People are extremely brainwashed, and they will sell their souls for a bowl of stew.

These people, at the VERY top and their immediate subordinates, hate Christianity, hate it, but they hate atheists also.  Christians are being targeted as we all know, but atheists are on the chopping block also.

One world government also means one world religion.  Guess what that is...

Conspiracy, yes, theory, no.

WALTER784
Staff

From: WALTER784

Jun-10

There will be those who do similar to what you state, but yet there will be others who stand up and say NEVER AGAIN!

I believe the numbers who say never again are greater, but those who will bow down to government are growing!

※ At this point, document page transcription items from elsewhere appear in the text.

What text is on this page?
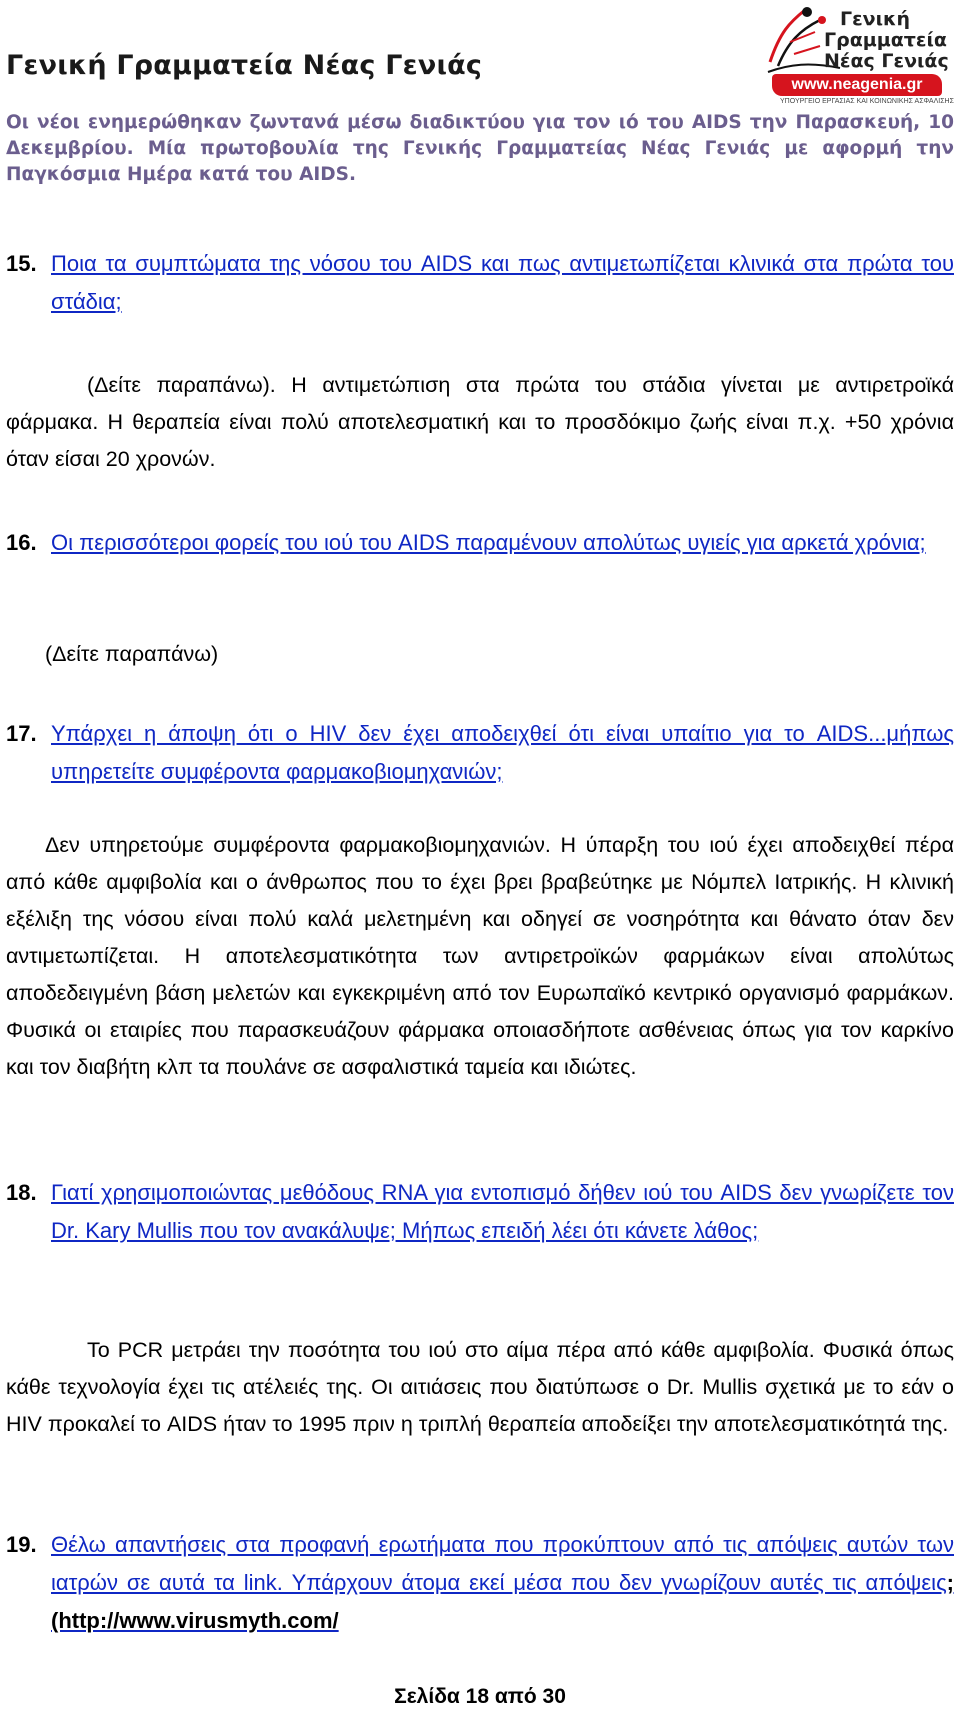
Γενική Γραμματεία Νέας Γενιάς
Γενική
Γραμματεία
Νέας Γενιάς
www.neagenia.gr
ΥΠΟΥΡΓΕΙΟ ΕΡΓΑΣΙΑΣ ΚΑΙ ΚΟΙΝΩΝΙΚΗΣ ΑΣΦΑΛΙΣΗΣ
Οι νέοι ενημερώθηκαν ζωντανά μέσω διαδικτύου για τον ιό του AIDS την Παρασκευή, 10 Δεκεμβρίου. Μία πρωτοβουλία της Γενικής Γραμματείας Νέας Γενιάς με αφορμή την Παγκόσμια Ημέρα κατά του AIDS.
15. Ποια τα συμπτώματα της νόσου του AIDS και πως αντιμετωπίζεται κλινικά στα πρώτα του στάδια;
(Δείτε παραπάνω). Η αντιμετώπιση στα πρώτα του στάδια γίνεται με αντιρετροϊκά φάρμακα. Η θεραπεία είναι πολύ αποτελεσματική και το προσδόκιμο ζωής είναι π.χ. +50 χρόνια όταν είσαι 20 χρονών.
16. Οι περισσότεροι φορείς του ιού του AIDS παραμένουν απολύτως υγιείς για αρκετά χρόνια;
(Δείτε παραπάνω)
17. Υπάρχει η άποψη ότι ο HIV δεν έχει αποδειχθεί ότι είναι υπαίτιο για το AIDS...μήπως υπηρετείτε συμφέροντα φαρμακοβιομηχανιών;
Δεν υπηρετούμε συμφέροντα φαρμακοβιομηχανιών. Η ύπαρξη του ιού έχει αποδειχθεί πέρα από κάθε αμφιβολία και ο άνθρωπος που το έχει βρει βραβεύτηκε με Νόμπελ Ιατρικής. Η κλινική εξέλιξη της νόσου είναι πολύ καλά μελετημένη και οδηγεί σε νοσηρότητα και θάνατο όταν δεν αντιμετωπίζεται. Η αποτελεσματικότητα των αντιρετροϊκών φαρμάκων είναι απολύτως αποδεδειγμένη βάση μελετών και εγκεκριμένη από τον Ευρωπαϊκό κεντρικό οργανισμό φαρμάκων. Φυσικά οι εταιρίες που παρασκευάζουν φάρμακα οποιασδήποτε ασθένειας όπως για τον καρκίνο και τον διαβήτη κλπ τα πουλάνε σε ασφαλιστικά ταμεία και ιδιώτες.
18. Γιατί χρησιμοποιώντας μεθόδους RNA για εντοπισμό δήθεν ιού του AIDS δεν γνωρίζετε τον Dr. Kary Mullis που τον ανακάλυψε; Μήπως επειδή λέει ότι κάνετε λάθος;
Το PCR μετράει την ποσότητα του ιού στο αίμα πέρα από κάθε αμφιβολία. Φυσικά όπως κάθε τεχνολογία έχει τις ατέλειές της. Οι αιτιάσεις που διατύπωσε ο Dr. Mullis σχετικά με το εάν ο HIV προκαλεί το AIDS ήταν το 1995 πριν η τριπλή θεραπεία αποδείξει την αποτελεσματικότητά της.
19. Θέλω απαντήσεις στα προφανή ερωτήματα που προκύπτουν από τις απόψεις αυτών των ιατρών σε αυτά τα link. Υπάρχουν άτομα εκεί μέσα που δεν γνωρίζουν αυτές τις απόψεις; (http://www.virusmyth.com/
Σελίδα 18 από 30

As for your "people don't learn"... I have a very simple exercise for those to follow:

Take a lighter and hold it in your left or right hand. Now light that lighter and leave it burning for at least 2 minutes. While the flame is still lit, take your pointer finger of your other hand and hold it in the flame for at least 1 minute. 

If your finger is on fire after 1 minute, you haven't learned anything. 

If you removed your finger after 2 ~ 5 seconds, you've learned something!

Nuff said!

FWIW

  • Edited June 10, 2023 1:00 pm  by  WALTER784
Showtalk
Host

From: Showtalk

Jun-10

The schools woke people up in the real sense to what is being done by institutions.  Then they started looking  at everything.